The Quirky Yet Affectionate Dwelf Cat

The Dwelf cat is a new and incredibly rare breed with a hairless appearance and curled ears, brought by crossing the Sphynx cat and the American Curl. Aside from inheriting its progenitors’ distinct physical features, this cat also combines their best personality traits, making it extremely affectionate, sociable, and intelligent. And, despite looking like it came from an ancient legend, the Dwelf cat is known to quickly immerse with its family and serve as a lovable companion.

Origin of the Dwelf Cat

Kristen Leedom and Karen Nelson are credited for the existence of the breed. In 2004, the two cat enthusiasts imagined their Sphynx cats, sporting cute curled ears. Not long enough, they turned this fantasy into reality by breeding the Sphynx and the American Curl.

Many more breeders joined what the two ladies started, and many generations of the breed are now being introduced in cat shows. The Dwelf cat is now accepted for registration as an experimental breed under The International Cat Association (TICA) and is now rapidly catching the attention of the cat fancy.

Physical Characteristics of the Dwelf Cat

Length: Medium

Weight: 10-15 pounds

Life Expectancy: 12-15 years

Coat Color: All

Type of Coat: Hairless

Eye Color: Gold, green, blue

The Dwelf cats get many of its physical traits from the Sphynx. It has an athletic and nicely muscled body, with prominent cheekbones. They may grow some hair on their eyebrows and whisker pads, but very short and sparse. Like the Sphynx, they have wrinkled skin, more conspicuous on their ears, muzzle, and shoulders. While known to be hairless, they can have a fine down, which can feel like a soft chamois or baby skin to touch. Meanwhile, their American Curl lineage can be seen on their ears. The ears have a wide base, while its end curls backwards in a smooth arc, from 90 to 180 degrees.

Dwelf Cat Personality

The Dwelf cats are very affectionate cats that always yearn for human companionship. They can often be found following their owners around the house or curling in their lap. Thriving on attention, they simply want to be in the middle of everything. With that, Dwelf cats are not fit for homes that will leave them for extended periods, as they can easily become sad and anxious.

Elf cats are considered to be an intelligent and highly curious breed. However, such traits often get them into little kinds of mischief like their Sphynx parent. Moreover, these cats are fun-loving and will be happy to play with anything available in their surroundings. So, it is best to provide them with lots of toys to prevent them from turning any stuff in the house into their plaything.

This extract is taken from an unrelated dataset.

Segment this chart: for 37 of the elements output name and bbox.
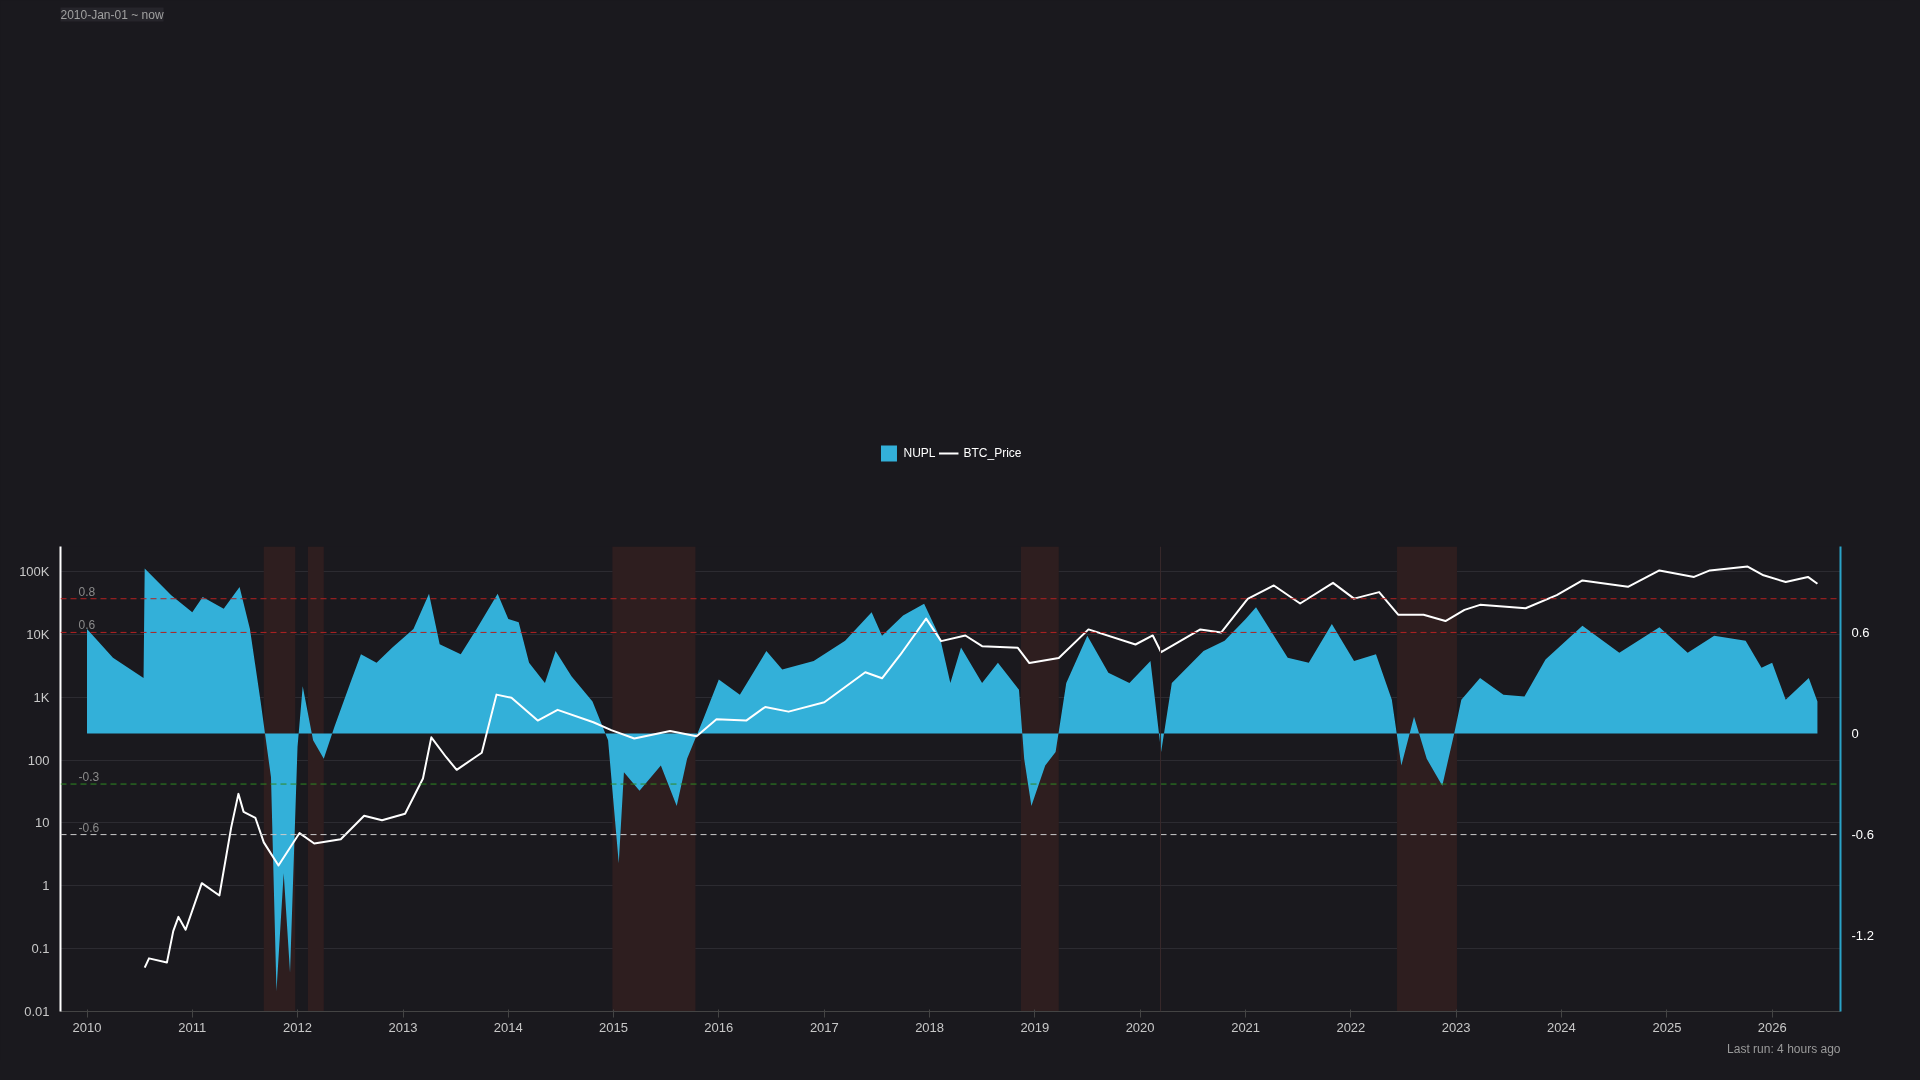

While they are mostly gentle, Dwelf cats also have a big heart for climbing and love to be in high spots around the house. With that, cat trees and stable perches are a must to provide them with safe climbing opportunities.

Lastly, as highly adaptable and sociable cats like the American Curl, Dwelf cats have no issues adjusting to different family structures and household settings. They are amenable to live harmoniously with other pets and will be happy to be their new friend.

Caring for the Dwelf Cat

Dwelf cats may not shed, which is less worrisome for some owners. However, these cats’ hairlessness often entails special grooming requirements. Regular wipe-downs are a must to remove oil secretions from their skin. If not, their skin can quickly turn sticky and dirty and cause them to develop skin problems. They also need occasional baths. Fortunately, most of these cats are good with the activity and even love bathing.

Care doesn’t end in their skin, though, as the house should also be kept clean. Without hair to serve as protection, any bacteria present on the ground or surfaces makes them prone to infection. Moreover, sharp or rough edges should also be covered as their delicate skin can be easily injured.

Like the Sphynx, Dwelf cats should not be left in the sun or cold for too long as they are vulnerable to extreme temperatures. If possible, it is best to keep them as an indoor-only cat to avoid them from getting sunburns. However, if there’s a need to go outside, applying vet-approved sunscreens can help protect them from harmful sun rays. Meanwhile, getting them a jacket or a blanket can keep them warm and cozy during winter.

As a new breed, breed-related genetic issues are yet to be discovered. However, they can be prone to common problems affecting other cat breeds, such as hypertrophic cardiomyopathy and periodontal disease. Regular consultations with the vet can help detect any potential health concerns and develop a care routine to ensure their optimum health.

While they may have a quirky-looking appearance, these cats boast a wonderful personality that perpetuates its parent breeds’ best traits. They are sociable, highly adaptable, and affectionate, making them a terrific pet to any loving family.